Even as he dashed hopes of an early return to the skies for his airline's flagship fleet of Airbus A380s, Qantas chief executive Alan Joyce last night turned vice to virtue.
Qantas may be taking a hammering on the stockmarket, analysts may be warning of a heavy hit to its global brand, passengers may still be struggling to get home, and the costs may still be rising.
But to Joyce, the airline's response to the series of blows it has suffered since the first A380 it put into service two years ago limped, trailing smoke, back to Singapore last week has burnished its reputation.
He said the number of passengers who had said they would "absolutely" be flying Qantas again - he claimed some said they would only fly Qantas in the future - demonstrated the regard they held for the airline.
"I think a lot of our customers see, with Qantas grounding [its six A380] aircraft despite the commercial and financial implications, that this shows our commitment to safety," Joyce said yesterday.
"Again, I think it's a credit to our organisation that we're putting safety before anything else."
Those commercial and financial implications are likely to be daunting.
Apart from the operational losses and the cost of housing thousands of passengers in hotels in Singapore, Los Angeles and London, and the implications of diverting some flights and chartering others, Qantas shares have dived about 3 per cent since the casing of one of QF32's engines disintegrated over the Indonesian island of Batam.
Qantas shares have fallen from A$2.89 on Thursday to A$2.79 at the close of trading yesterday.
Joyce said the most likely cause was a materials failure or a design flaw in the huge Rolls-Royce Trent 900 engine, which could land the British manufacturer with a huge legal bill.
For the present Joyce said the focus was on finding the problem and that any consideration of compensation was much further down the track.
But the real news that Joyce announced yesterday was that, despite hopes of a rapid return to service of the airline's five other A380s, the fleet would remain on the ground for at least another three days after engineers discovered oil leaks in the turbine area of three engines on three different A380s.
"Qantas will not return its A380 fleet to service until confident the issues have been identified and resolved," Joyce said.
Joyce had earlier told ABC radio that checks recommended by Rolls-Royce had uncovered problems with three A380 engines, found on A380s parked at Sydney and Los Angeles.
"On three of the engines what we have found is slight anomalies - oil where oil shouldn't be on the engines - and we are just trying to check what the cause of that could be," he said.
"These are new engines on new aircraft.
"They shouldn't have these issues at this stage so it's given us an indication of an area for us to focus on."

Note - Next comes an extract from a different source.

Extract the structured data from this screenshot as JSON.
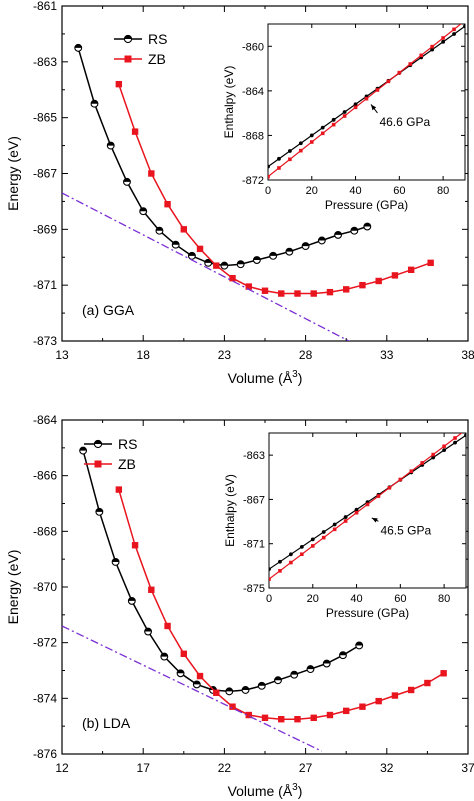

The affected engines will be replaced.
The A380's engine failure was important because it was the first of its kind to affect the world's largest airliner, and because it was "uncontained" - meaning that it led to the fragmentation of the casing.
Debris punched holes in the wing, the outer engine on the same wing could not be shut down as a result, and parts of the engine crashed down on Batam, some close to built-up areas.
Worse for Qantas, the drama aboard QF32 not only caught global attention, but was followed the next day by a warning light on another of its jets forcing it to make a priority landing at London's Heathrow airport, and on Saturday by another engine failure on a Boeing 747 flying out of Singapore.
The commercial, engineering and public relations problems have been compounded by industrial sniping, with Qantas exchanging shots with the Licensed Aircraft Engineers Association over implications that the airline is compromising safety by sending maintenance work overseas.
Yesterday the Australian and International Pilots Association joined the fray, claiming that the professionalism and skill that had ensured the airliners' safe returns was being put at risk by cost-cutting.
Passengers, meanwhile, are still trying to get home.
"We will look after passengers in light of our status as a premium airline," Joyce said.
The airline is diverting airliners and using chartered jets for extra services to Los Angeles, and yesterday expected to clear the backlog there last night, local time.